Having made this change, we can more clearly see the USD acting as a safe-haven, with a very notable strengthening of the USD during the peak of the market turbulence in March. Then, during April and May, the USD drifted lower as lockdowns across the globe were effective at slowing the spread of Covid-19 and reducing perceptions of risk from extreme levels. Indeed, effective policy responses have allowed economies in Asia, such as China and Vietnam to return to growth. More recently, the USD weakened during June as lockdown measures were eased, even as a period of social unrest contributed to a resurgence of the virus in a number of US states.

We will now put these movements into a longer-term context, considering three factors, which will act as headwinds to the USD during the rest of the year and over the longer-term.

First, the USD has benefited from persistent portfolio inflows into US markets over the past few years, reflecting high yields compared with other developed market economies. Indeed, fundamental models of equilibrium value of the USD suggest that it was around 20% over-valued during April, before its modest recent weakening. Now that the Fed has slashed US interest rates back down to zero, there is a much smaller spread in risk free interest rates between the USD and other major global currencies like the EUR and JPY.
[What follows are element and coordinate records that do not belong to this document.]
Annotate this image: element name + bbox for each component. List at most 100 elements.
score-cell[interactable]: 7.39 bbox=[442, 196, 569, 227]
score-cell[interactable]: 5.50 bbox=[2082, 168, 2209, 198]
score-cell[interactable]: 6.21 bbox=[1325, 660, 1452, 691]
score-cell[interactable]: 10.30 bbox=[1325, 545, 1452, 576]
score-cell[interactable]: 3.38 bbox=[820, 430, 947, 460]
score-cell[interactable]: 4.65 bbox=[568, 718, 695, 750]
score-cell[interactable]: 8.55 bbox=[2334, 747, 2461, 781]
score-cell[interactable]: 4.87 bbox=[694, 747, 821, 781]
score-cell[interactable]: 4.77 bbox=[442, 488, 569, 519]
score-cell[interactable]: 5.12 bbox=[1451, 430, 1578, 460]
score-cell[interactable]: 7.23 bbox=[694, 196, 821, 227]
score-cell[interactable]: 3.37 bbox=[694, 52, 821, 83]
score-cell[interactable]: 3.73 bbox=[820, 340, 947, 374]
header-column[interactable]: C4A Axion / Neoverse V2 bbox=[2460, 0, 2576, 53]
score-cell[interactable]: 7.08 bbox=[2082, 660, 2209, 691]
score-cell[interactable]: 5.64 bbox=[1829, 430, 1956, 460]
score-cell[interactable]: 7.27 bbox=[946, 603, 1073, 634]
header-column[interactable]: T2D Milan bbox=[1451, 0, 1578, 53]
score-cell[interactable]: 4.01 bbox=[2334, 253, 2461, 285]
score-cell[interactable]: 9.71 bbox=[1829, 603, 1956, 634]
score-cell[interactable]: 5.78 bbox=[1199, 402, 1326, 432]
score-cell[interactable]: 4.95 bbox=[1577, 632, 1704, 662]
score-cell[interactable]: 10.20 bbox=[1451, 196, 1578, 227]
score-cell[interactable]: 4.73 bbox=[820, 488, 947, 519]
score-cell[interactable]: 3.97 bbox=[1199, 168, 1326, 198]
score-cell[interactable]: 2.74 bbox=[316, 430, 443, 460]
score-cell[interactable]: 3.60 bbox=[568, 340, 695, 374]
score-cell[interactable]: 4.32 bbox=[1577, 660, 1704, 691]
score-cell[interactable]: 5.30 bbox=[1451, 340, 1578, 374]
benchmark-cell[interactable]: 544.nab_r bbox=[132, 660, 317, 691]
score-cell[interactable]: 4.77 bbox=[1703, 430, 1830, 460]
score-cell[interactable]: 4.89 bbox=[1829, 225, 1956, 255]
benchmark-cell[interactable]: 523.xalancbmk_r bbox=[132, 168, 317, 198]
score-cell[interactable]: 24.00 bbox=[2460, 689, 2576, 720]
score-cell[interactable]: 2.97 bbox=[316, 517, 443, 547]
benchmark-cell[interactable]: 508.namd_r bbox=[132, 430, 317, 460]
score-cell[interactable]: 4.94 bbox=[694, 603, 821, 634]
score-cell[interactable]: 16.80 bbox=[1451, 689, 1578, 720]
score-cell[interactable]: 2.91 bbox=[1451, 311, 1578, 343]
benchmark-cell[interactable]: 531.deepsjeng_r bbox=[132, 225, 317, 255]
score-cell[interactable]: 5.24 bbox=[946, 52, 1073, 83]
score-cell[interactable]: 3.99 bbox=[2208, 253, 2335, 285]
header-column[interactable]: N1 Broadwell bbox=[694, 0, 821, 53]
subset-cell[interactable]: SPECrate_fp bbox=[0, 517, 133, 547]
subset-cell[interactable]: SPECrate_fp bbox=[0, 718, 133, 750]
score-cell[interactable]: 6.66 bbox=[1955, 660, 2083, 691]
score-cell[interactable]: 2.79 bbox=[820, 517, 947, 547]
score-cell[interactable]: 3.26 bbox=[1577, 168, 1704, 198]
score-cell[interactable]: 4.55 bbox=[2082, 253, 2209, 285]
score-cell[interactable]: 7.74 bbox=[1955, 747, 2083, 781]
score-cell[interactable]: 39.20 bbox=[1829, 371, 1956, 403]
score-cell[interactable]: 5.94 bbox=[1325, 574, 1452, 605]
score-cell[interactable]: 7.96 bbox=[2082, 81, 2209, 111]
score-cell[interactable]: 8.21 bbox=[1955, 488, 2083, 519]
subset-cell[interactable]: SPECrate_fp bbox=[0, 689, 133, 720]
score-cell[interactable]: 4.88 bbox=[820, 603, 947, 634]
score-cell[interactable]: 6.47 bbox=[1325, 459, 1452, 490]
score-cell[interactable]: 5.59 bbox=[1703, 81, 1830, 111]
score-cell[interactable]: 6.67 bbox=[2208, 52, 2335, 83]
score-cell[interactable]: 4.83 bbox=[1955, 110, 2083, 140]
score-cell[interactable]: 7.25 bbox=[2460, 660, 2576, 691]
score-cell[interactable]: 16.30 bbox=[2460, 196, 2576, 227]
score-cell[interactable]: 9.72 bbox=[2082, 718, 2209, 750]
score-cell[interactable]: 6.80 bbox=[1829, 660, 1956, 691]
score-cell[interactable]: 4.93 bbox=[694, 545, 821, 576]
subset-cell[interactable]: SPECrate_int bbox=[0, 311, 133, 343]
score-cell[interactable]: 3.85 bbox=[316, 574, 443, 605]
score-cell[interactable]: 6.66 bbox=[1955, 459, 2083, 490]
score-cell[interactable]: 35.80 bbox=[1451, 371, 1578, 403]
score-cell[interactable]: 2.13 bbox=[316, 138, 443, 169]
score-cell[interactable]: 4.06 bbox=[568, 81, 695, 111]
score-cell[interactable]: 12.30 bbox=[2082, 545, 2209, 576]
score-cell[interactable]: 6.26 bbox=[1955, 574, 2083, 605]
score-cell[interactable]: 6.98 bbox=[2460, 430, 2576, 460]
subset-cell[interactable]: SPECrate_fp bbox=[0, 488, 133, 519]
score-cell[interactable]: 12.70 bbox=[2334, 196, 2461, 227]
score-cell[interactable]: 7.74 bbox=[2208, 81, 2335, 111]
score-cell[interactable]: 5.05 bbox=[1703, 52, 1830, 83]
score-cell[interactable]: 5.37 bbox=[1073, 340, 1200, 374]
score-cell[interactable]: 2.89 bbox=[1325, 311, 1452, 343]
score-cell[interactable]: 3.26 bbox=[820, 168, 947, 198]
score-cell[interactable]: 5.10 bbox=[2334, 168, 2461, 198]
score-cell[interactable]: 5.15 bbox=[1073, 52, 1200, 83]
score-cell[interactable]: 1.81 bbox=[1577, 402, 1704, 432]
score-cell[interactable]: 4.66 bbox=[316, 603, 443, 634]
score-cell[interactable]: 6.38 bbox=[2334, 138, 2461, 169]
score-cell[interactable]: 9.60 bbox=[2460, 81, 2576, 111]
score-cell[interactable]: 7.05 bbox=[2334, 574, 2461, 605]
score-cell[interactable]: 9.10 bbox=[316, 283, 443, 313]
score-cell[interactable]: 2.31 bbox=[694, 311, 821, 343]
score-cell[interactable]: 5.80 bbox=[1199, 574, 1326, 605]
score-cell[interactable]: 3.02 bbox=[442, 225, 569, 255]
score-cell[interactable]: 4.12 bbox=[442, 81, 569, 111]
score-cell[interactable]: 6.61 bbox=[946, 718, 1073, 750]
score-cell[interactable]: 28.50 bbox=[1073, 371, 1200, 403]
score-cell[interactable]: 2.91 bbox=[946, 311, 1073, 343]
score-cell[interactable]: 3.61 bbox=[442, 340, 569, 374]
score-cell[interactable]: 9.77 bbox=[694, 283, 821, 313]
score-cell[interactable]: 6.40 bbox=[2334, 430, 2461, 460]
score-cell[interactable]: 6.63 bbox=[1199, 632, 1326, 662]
Second, as already mentioned above, the economic rebound in Asia and Europe is more advanced by a few months relative to the US, thanks to extensive stimulus measures and the effectiveness of measures taken to reduce the spread of the virus. As long as it is sustained, the rebound should lead to a pickup in asset values and returns to investors, supporting the value of Asian currencies and therefore weakening the USD.

Third, heavy issuance of US government debt in the coming years will put downward pressure on the USD. Foreign investors already have large holdings of USD assets, and would need to be incentivised to increase their holdings further. That could come in the form of higher interest rates, but if the Fed keeps rates low over the coming years (as we expect), it may instead require lower prices in foreign currency terms—i.e., through USD depreciation.

Taken together, we foresee a continued but modest and gradual weakening in the value of the USD over the next few years as the global economy recovers from the impact of Covid-19. The main risks to this view is that the global outlook could deteriorate again as a result of a second virus wave and renewed lockdowns. That could lead again to a strengthening of the USD as a safe-haven currency.

Time will tell which of the factors driving the USD will dominate over the next few months.